La ministre de l’Economie, du Plan et du Développement de Côted’Ivoire, Kaba Nialé, a planté le décor de la campagne de reconstitution des ressources de l’Association internationale de développement (IDA 21) en marge de l’Assemblée pour le développement économique de l’Afrique, ouverte ce mercredi 9 octobre à Abidjan autour du thème : « Mettre fin à la pauvreté sur une planète vivable : avoir un impact avec urgence et ambition ».
Pour cette campagne IDA 21 co-organisée par le groupe de la Banque mondiale, Global citizen, Bridgewater Associates et le gouvernement, il est question de mobiliser au moins 120 milliards de dollars US pour soutenir le développement des pays les plus pauvres, dont une grande partie sont en Afrique.
Ainsi, la rencontre de ce mercredi vise, selon Kaba Nialé, à « amplifier le plaidoyer porté en avril dernier à Nairobi au Kenya, en vue d’une reconstitution conséquente de l’IDA en décembre 2024 à Séoul en Corée du Sud ». La précédente reconstitution (IDA-20),achevée en décembre 2021, porte sur la mobilisation d’une enveloppe de financement de 93 milliards de dollars.

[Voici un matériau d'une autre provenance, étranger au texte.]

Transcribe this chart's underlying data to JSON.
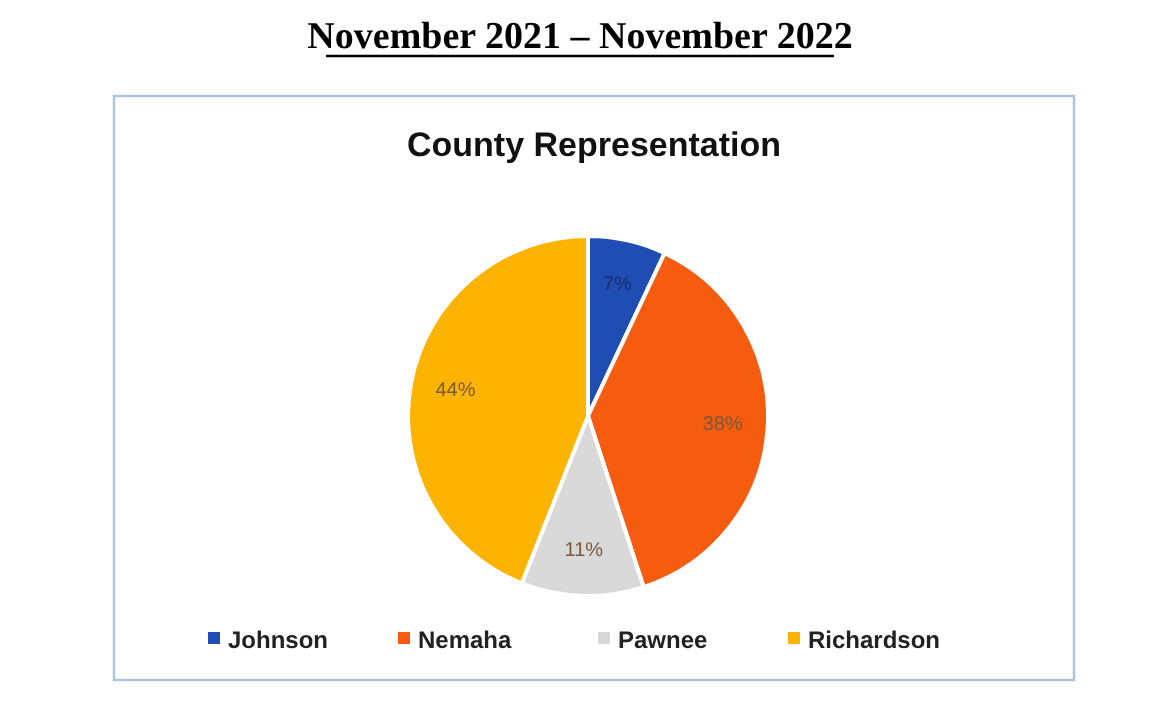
{
  "chart_data": {
    "type": "pie",
    "title": "County Representation",
    "subtitle": "November 2021 – November 2022",
    "categories": [
      "Johnson",
      "Nemaha",
      "Pawnee",
      "Richardson"
    ],
    "values": [
      7,
      38,
      11,
      44
    ],
    "colors": [
      "#1f4db3",
      "#f55c10",
      "#d9d9d9",
      "#fdb400"
    ],
    "value_labels": [
      "7%",
      "38%",
      "11%",
      "44%"
    ],
    "legend": "bottom"
  }
}
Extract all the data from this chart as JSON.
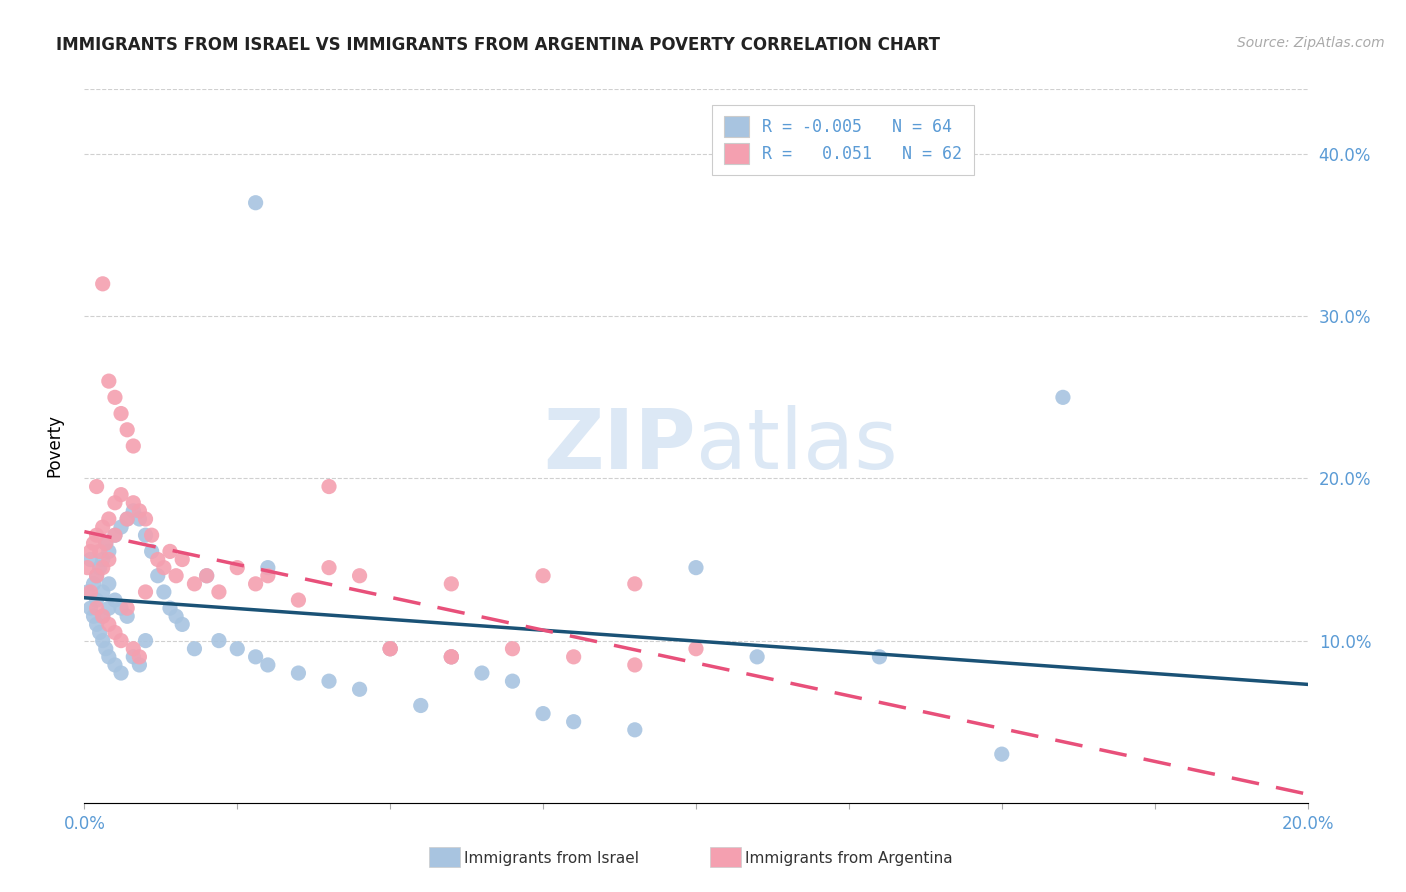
{
  "title": "IMMIGRANTS FROM ISRAEL VS IMMIGRANTS FROM ARGENTINA POVERTY CORRELATION CHART",
  "source": "Source: ZipAtlas.com",
  "ylabel": "Poverty",
  "ytick_values": [
    0.1,
    0.2,
    0.3,
    0.4
  ],
  "xlim": [
    0.0,
    0.2
  ],
  "ylim": [
    0.0,
    0.44
  ],
  "legend_line1": "R = -0.005   N = 64",
  "legend_line2": "R =   0.051   N = 62",
  "israel_color": "#a8c4e0",
  "argentina_color": "#f4a0b0",
  "israel_line_color": "#1a5276",
  "argentina_line_color": "#e8507a",
  "watermark_color": "#dce8f5",
  "israel_R": -0.005,
  "israel_N": 64,
  "argentina_R": 0.051,
  "argentina_N": 62,
  "israel_x": [
    0.0005,
    0.001,
    0.001,
    0.0015,
    0.0015,
    0.002,
    0.002,
    0.002,
    0.0025,
    0.0025,
    0.003,
    0.003,
    0.003,
    0.003,
    0.0035,
    0.0035,
    0.004,
    0.004,
    0.004,
    0.004,
    0.005,
    0.005,
    0.005,
    0.006,
    0.006,
    0.006,
    0.007,
    0.007,
    0.008,
    0.008,
    0.009,
    0.009,
    0.01,
    0.01,
    0.011,
    0.012,
    0.013,
    0.014,
    0.015,
    0.016,
    0.018,
    0.02,
    0.022,
    0.025,
    0.028,
    0.03,
    0.035,
    0.04,
    0.045,
    0.05,
    0.055,
    0.06,
    0.065,
    0.07,
    0.075,
    0.08,
    0.09,
    0.1,
    0.11,
    0.13,
    0.15,
    0.03,
    0.028,
    0.16
  ],
  "israel_y": [
    0.13,
    0.15,
    0.12,
    0.135,
    0.115,
    0.14,
    0.11,
    0.125,
    0.145,
    0.105,
    0.15,
    0.115,
    0.1,
    0.13,
    0.16,
    0.095,
    0.155,
    0.09,
    0.12,
    0.135,
    0.165,
    0.085,
    0.125,
    0.17,
    0.08,
    0.12,
    0.175,
    0.115,
    0.18,
    0.09,
    0.175,
    0.085,
    0.165,
    0.1,
    0.155,
    0.14,
    0.13,
    0.12,
    0.115,
    0.11,
    0.095,
    0.14,
    0.1,
    0.095,
    0.09,
    0.085,
    0.08,
    0.075,
    0.07,
    0.095,
    0.06,
    0.09,
    0.08,
    0.075,
    0.055,
    0.05,
    0.045,
    0.145,
    0.09,
    0.09,
    0.03,
    0.145,
    0.37,
    0.25
  ],
  "argentina_x": [
    0.0005,
    0.001,
    0.001,
    0.0015,
    0.002,
    0.002,
    0.002,
    0.0025,
    0.003,
    0.003,
    0.003,
    0.0035,
    0.004,
    0.004,
    0.004,
    0.005,
    0.005,
    0.005,
    0.006,
    0.006,
    0.007,
    0.007,
    0.008,
    0.008,
    0.009,
    0.009,
    0.01,
    0.01,
    0.011,
    0.012,
    0.013,
    0.014,
    0.015,
    0.016,
    0.018,
    0.02,
    0.022,
    0.025,
    0.028,
    0.03,
    0.035,
    0.04,
    0.045,
    0.06,
    0.075,
    0.09,
    0.002,
    0.003,
    0.004,
    0.005,
    0.006,
    0.007,
    0.008,
    0.04,
    0.05,
    0.06,
    0.07,
    0.08,
    0.09,
    0.1,
    0.05,
    0.06
  ],
  "argentina_y": [
    0.145,
    0.155,
    0.13,
    0.16,
    0.165,
    0.12,
    0.14,
    0.155,
    0.17,
    0.115,
    0.145,
    0.16,
    0.175,
    0.11,
    0.15,
    0.185,
    0.105,
    0.165,
    0.19,
    0.1,
    0.175,
    0.12,
    0.185,
    0.095,
    0.18,
    0.09,
    0.175,
    0.13,
    0.165,
    0.15,
    0.145,
    0.155,
    0.14,
    0.15,
    0.135,
    0.14,
    0.13,
    0.145,
    0.135,
    0.14,
    0.125,
    0.145,
    0.14,
    0.135,
    0.14,
    0.135,
    0.195,
    0.32,
    0.26,
    0.25,
    0.24,
    0.23,
    0.22,
    0.195,
    0.095,
    0.09,
    0.095,
    0.09,
    0.085,
    0.095,
    0.095,
    0.09
  ]
}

Si le montant de l’IDA 20 fut un succès, les défis actuels obligent à une reconstitution encore plus élevée en témoigne, selon les autorités, la problématique du dérèglement climatique, du financement des économies, de l’accès à l’énergie, des crises sécuritaires, de l’insécurité alimentaire et la modernisation des secteurs productifs, etc. Pour réussir ce Pari, Abidjan veut, entre autres, encourager l’engagement des gouvernements à travers la mobilisation des ressources intérieures, favoriser les investissements privés et plaider pour un financement adéquat permettant de relever les défis et saisir les opportunités de développement en Afrique.
L’IDA qui est un guichet du groupe de la Banque mondiale « figure parmi les principaux bailleurs de fonds des 75 pays à faible revenu du monde, dont elle est la première source de financement pour le développement des services sociaux de base. L’IDA prête des fonds à des conditions concessionnelles. Les crédits de l’IDA portent un intérêt très faible ou nul, et que les remboursements sont étalés sur 30 à 40 ans ».